First, recount the arguments for tightening bankruptcy laws:
Economic theory says that making it easier to shrug off debts makes bankruptcy safer for borrowers, but increases the risk to creditors. The supply of credit shrinks: financial institutions, fearing more defaults, become less keen to lend at any given interest rate. Meanwhile, demand grows, because borrowers are more willing to take on even high interest payments. [...]
Conversely, tougher bankruptcy provisions mean lower interest rates for those who never declare bankruptcy. Those who fear they might go bust may have to cut back their borrowing. Fine, you might think, the virtuous are rewarded, while the profligate must watch their step.
So far so good. But there is a problem:
But what if borrowers' assets are at risk not because they are shopping till they drop or backing lame racehorses, but because they are trying to start a business? Entrepreneurs often have to give personal guarantees on loans to their fledgling firms. More than a few aspiring, but assetless, corporate titans have been forced to get their seed capital from Mastercard and Visa. Make bankruptcy more costly, and you make entrepreneurship less attractive.
They then go through a brief analysis of state-by-state laws on bankruptcy, and suggest that current evidence (though not necessarily reliable due to the number of factors involved) indicates that states with higher exemptions for e.g. a personal residence tend to both: 1) have higher interest rates due to the higher risk; but 2) have more entrepreneurs. The same is true when comparing to Europe, which has much stricter bankruptcy laws than even the new U.S. ones.
Now how such a complex market actually effects entrepreneurs in detail would require a lot of assumptions about (or studies on) the psychology of entrepreneurs and the dynamics of lending markets and startup markets.

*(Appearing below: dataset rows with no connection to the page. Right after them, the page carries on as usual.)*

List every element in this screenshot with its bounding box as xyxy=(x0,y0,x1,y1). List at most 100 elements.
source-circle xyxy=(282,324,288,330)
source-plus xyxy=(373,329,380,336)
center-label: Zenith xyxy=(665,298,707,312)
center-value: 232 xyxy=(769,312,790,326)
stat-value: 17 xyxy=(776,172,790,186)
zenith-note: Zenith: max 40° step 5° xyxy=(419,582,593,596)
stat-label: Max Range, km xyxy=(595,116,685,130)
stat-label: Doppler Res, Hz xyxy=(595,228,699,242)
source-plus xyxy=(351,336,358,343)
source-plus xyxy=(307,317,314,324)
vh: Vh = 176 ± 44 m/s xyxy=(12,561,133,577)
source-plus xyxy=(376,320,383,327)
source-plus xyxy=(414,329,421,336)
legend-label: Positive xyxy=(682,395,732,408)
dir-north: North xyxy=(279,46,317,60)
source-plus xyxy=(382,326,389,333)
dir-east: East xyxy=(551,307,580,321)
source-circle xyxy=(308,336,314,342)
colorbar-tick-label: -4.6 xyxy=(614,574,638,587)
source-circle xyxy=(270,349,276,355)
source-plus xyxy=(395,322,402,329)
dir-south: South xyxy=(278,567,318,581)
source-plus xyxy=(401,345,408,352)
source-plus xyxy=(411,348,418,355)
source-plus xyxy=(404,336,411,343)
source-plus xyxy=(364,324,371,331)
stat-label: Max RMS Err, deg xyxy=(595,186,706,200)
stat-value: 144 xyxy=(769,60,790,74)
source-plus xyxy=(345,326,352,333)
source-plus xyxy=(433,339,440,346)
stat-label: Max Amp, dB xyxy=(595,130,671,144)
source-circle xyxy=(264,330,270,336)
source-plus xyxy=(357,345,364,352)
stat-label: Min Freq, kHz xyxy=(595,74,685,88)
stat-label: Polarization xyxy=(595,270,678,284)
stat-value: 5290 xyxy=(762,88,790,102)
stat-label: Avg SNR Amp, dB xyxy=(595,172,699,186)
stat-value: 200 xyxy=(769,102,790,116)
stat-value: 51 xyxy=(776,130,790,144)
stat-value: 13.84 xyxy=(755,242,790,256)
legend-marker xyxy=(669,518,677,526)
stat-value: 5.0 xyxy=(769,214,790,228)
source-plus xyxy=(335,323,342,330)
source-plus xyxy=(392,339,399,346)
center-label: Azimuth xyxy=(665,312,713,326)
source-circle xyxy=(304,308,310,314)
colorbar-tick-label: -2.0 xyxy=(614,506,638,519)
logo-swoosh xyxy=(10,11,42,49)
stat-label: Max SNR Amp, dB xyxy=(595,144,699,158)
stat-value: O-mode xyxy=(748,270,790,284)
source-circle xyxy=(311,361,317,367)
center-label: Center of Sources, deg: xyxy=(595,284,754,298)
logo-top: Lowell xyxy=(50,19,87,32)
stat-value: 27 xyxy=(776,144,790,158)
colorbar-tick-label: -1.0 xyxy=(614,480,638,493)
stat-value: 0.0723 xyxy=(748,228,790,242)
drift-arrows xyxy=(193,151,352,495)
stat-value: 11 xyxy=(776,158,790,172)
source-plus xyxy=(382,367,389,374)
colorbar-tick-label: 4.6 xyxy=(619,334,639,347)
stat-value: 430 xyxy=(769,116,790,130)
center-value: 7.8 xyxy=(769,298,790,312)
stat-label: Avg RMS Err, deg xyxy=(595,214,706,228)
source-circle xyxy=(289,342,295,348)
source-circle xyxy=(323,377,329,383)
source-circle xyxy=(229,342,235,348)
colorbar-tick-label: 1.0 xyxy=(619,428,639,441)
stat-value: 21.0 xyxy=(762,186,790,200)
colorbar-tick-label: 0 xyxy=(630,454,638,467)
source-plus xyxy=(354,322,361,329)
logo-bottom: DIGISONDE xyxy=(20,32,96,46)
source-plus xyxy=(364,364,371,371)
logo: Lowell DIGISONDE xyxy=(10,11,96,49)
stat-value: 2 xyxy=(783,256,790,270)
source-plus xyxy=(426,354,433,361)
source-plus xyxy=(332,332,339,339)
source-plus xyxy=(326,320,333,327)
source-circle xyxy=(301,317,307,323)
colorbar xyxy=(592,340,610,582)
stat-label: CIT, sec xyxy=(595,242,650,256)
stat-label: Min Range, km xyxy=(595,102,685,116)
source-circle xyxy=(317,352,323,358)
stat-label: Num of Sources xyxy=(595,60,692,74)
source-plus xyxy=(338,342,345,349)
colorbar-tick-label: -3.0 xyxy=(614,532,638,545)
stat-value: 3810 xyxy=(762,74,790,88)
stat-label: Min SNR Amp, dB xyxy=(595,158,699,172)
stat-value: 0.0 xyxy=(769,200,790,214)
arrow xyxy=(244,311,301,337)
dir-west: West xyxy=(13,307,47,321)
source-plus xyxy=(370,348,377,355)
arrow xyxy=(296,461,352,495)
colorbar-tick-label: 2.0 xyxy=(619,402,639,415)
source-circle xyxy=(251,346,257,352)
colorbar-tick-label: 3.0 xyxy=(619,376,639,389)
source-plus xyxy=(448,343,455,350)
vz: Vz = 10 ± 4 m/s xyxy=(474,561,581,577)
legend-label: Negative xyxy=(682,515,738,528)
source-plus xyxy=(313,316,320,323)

Perhaps the sort of person who takes bankruptcy laws into account when deciding what state to start his business isn't likely to be on the level, so encouraging those sorts of entrepreneurs isn't good. But perhaps some of those are just cautious rather than shady.
Hard to say a priori, but it's worth considering that tightening bankruptcy laws isn't necessarily unambiguously good even if you consider it only from a business standpoint:
At the very least, American policymakers ought to think carefully about the trade-off they are about to make. In stricter Europe, studies show, attitudes to risk are much more conservative. If in pursuit of a few profligates America ends up punishing the risk-takers who drive its widely envied entrepreneurial culture, that will be a bad bargain indeed.